The second moment is a much simpler one, at the end of the only full paragraph on page 31: “Make a list. Recite a litany. Remember.” Though I’m not entirely certain as to why, this simple sentence touched me. It seems as if he’s desperate to hold onto his old world, to remember it, and reciting a list of things he loved is the only way to keep that world alive.
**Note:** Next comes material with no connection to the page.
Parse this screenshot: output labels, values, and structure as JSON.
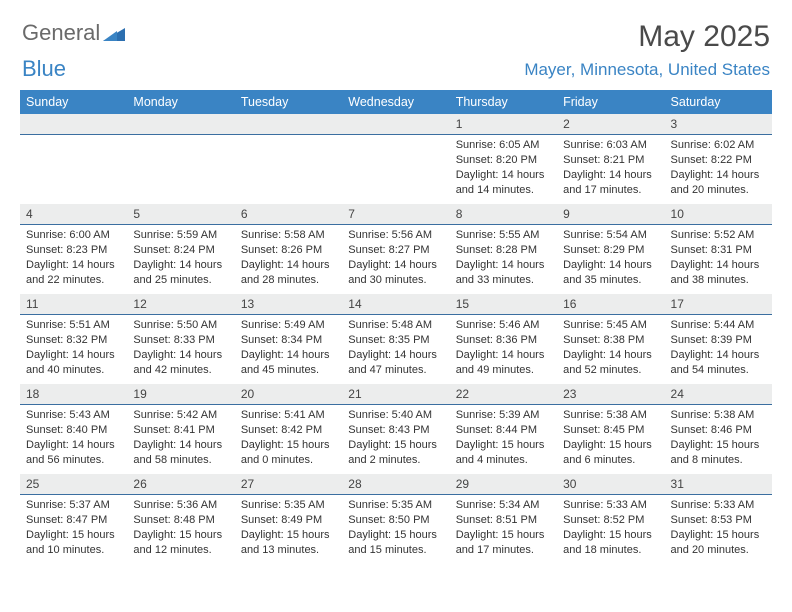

This seems counter to what he’s told his son, though, or perhaps counter to what he’s thought or tried to convince himself of: that to hold onto memories like that is to taint them, to make them unreal, and therefore not true memories – fantasies that never existed. That plays in with a scene later in the first half of the novel, where he takes a picture of his wife that had been in his wallet, puts it into the road, and leaves it – he wants to keep the picture, but won’t let himself, seemingly because the perfect version of his wife that exists in that picture is not the wife that he wants to remember; he wants to remember her as she was, faults and all.
The third passage is on page 77, where he tells his boy of the aforementioned God-given duty. I’ve already discussed that aspect of it, but there’s something else to consider. Throughout the passage (and throughout the remainder of the novel, truth be told) the boy simply responds with “okay” a great deal of the time. Why? He’s mad at his father at times, I know, but why keep to just the one word? What does it signify? Or am I looking for meaning where there ultimately is none?
Finally, there’s a sentence that bridges pages 132 and 133: “Packets of seeds… He stuck them in his pocket. For what?” There’s not much that I have to say about this, except that I felt the need to answer the question, and did so by writing in the margins that he saved the seeds “because we all have an inherent hope for tomorrow.” I suppose what I meant by this was that he kept it just in case, as it were – just in case he was ever in a position to perform agricultural work (minimal as it would have been) again – or perhaps he wanted to leave his mark upon the road, to let others who were “carrying the fire” know that someone else had been here with the flame and moved on.
Anyway, that’s about it for now. I realize there’re the bunker scenes to talk about, too, but my thoughts on that are too incoherent at the moment to comment on them, though I look forward to discussing them in class.
[1] Bongiovi, Jon. “Bullet.” Lyrics. Perf. Bon Jovi. The Circle. Island/Mercury/Mercury Nashville, 2010.